The debate was of the angels-dancing-on-a-pin variety, as though science nerds had stumbled into a philosophy class. “I think it depends on whether they can develop their own personality,” opined one. “But then does that mean they are just one person with a very weird split personality disorder?” Added another: “If one is capable of thought that the other can’t interpret or won’t know about, then I’d say it’s two people. Otherwise I’d say it’s just one person with two functioning bodies.”
It’s safe to say no one in the twins’ family has any such doubts. The girls were distinct from the get-go, and they grow more so as they age. Krista is the larger and stronger. Tatiana, while smaller, is the work horse. Her heart does much of the pumping, her kidneys and liver do most of the filtering. “Krista is my bully.
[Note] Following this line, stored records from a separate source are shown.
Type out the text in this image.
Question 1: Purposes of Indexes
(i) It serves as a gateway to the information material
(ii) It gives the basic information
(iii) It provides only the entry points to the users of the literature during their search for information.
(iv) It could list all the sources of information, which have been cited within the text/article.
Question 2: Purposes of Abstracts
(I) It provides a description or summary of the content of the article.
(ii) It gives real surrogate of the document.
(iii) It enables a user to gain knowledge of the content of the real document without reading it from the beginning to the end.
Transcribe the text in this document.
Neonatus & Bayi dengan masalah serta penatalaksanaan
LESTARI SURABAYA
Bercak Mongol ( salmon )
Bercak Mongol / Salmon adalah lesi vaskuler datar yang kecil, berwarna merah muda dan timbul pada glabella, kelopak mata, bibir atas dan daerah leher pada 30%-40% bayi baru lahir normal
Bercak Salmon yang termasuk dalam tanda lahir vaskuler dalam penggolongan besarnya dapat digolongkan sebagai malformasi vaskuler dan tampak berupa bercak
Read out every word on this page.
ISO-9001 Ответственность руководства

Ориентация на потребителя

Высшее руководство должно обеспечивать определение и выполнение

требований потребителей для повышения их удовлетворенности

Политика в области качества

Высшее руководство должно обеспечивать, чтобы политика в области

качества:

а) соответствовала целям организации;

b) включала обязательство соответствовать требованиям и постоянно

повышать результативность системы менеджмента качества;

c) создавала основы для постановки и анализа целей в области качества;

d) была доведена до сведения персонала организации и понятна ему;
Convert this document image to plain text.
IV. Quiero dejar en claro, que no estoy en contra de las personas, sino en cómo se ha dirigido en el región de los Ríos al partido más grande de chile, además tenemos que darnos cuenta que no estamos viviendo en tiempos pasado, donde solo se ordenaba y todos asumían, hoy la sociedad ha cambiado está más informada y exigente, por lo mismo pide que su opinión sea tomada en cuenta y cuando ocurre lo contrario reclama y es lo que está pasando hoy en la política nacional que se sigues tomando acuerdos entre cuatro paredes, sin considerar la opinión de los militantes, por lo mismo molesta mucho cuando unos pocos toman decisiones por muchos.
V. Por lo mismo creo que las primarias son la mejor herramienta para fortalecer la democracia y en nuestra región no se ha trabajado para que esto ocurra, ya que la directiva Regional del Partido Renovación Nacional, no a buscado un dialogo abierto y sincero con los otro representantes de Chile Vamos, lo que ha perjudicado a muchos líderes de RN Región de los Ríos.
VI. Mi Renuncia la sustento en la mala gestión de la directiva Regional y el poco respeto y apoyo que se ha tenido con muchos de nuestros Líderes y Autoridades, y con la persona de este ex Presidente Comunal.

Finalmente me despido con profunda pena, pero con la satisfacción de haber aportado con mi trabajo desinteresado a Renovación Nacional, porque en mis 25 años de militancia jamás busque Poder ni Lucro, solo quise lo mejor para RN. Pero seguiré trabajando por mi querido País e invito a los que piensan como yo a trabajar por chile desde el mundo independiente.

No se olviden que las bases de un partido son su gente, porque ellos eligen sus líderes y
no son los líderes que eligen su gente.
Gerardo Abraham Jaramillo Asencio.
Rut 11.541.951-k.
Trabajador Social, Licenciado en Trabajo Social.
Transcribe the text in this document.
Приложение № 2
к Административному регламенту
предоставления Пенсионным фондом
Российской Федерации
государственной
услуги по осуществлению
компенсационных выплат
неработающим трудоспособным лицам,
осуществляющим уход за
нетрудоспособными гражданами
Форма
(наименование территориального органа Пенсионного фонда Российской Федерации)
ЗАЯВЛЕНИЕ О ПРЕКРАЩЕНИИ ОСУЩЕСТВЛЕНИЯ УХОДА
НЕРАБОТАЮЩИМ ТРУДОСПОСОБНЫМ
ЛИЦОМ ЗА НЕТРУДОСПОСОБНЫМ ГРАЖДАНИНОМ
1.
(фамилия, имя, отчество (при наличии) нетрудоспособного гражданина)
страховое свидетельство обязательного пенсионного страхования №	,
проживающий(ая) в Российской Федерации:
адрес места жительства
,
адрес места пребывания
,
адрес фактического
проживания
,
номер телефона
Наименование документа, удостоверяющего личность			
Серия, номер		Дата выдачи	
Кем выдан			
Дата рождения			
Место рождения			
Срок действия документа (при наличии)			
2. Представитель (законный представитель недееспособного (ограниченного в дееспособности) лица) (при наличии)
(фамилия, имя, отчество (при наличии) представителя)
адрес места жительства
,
I think she always will be,” says Simms. “But [lately] Tati has taken a lot of the authority,” she adds. “ ‘If you’re going to be mean to me, I’m going to stop being nice.’ [Tati] is not as laid back as she was before. It’s a good thing.”
The twins receive weekly physiotherapy, most recently to improve their upper arm movement. Although some doubted they would ever walk, their mobility continues to improve. They walk and even run a bit, albeit awkwardly. They spin with remarkable ease, and they flop and wrestle on the floor with their siblings in a joyous tangle of limbs. Although they lean into each other like an inverted V, their necks so far have not suffered from the strain. Picking them up, one worries they’ll break. And yet they are remarkably flexible. “Their necks don’t seem to bother them,” says their mother, “When you see them stand up and stuff, you see all the muscle in their necks. It’s amazing.”
It has been a challenging year for the family, a blended, multi-generational clan of parents, siblings, cousins, uncles and aunts. They number 13 or 14 in their rented home, depending on the day, as well as three cats and a burly seven-month-old bull mastiff named Zeus.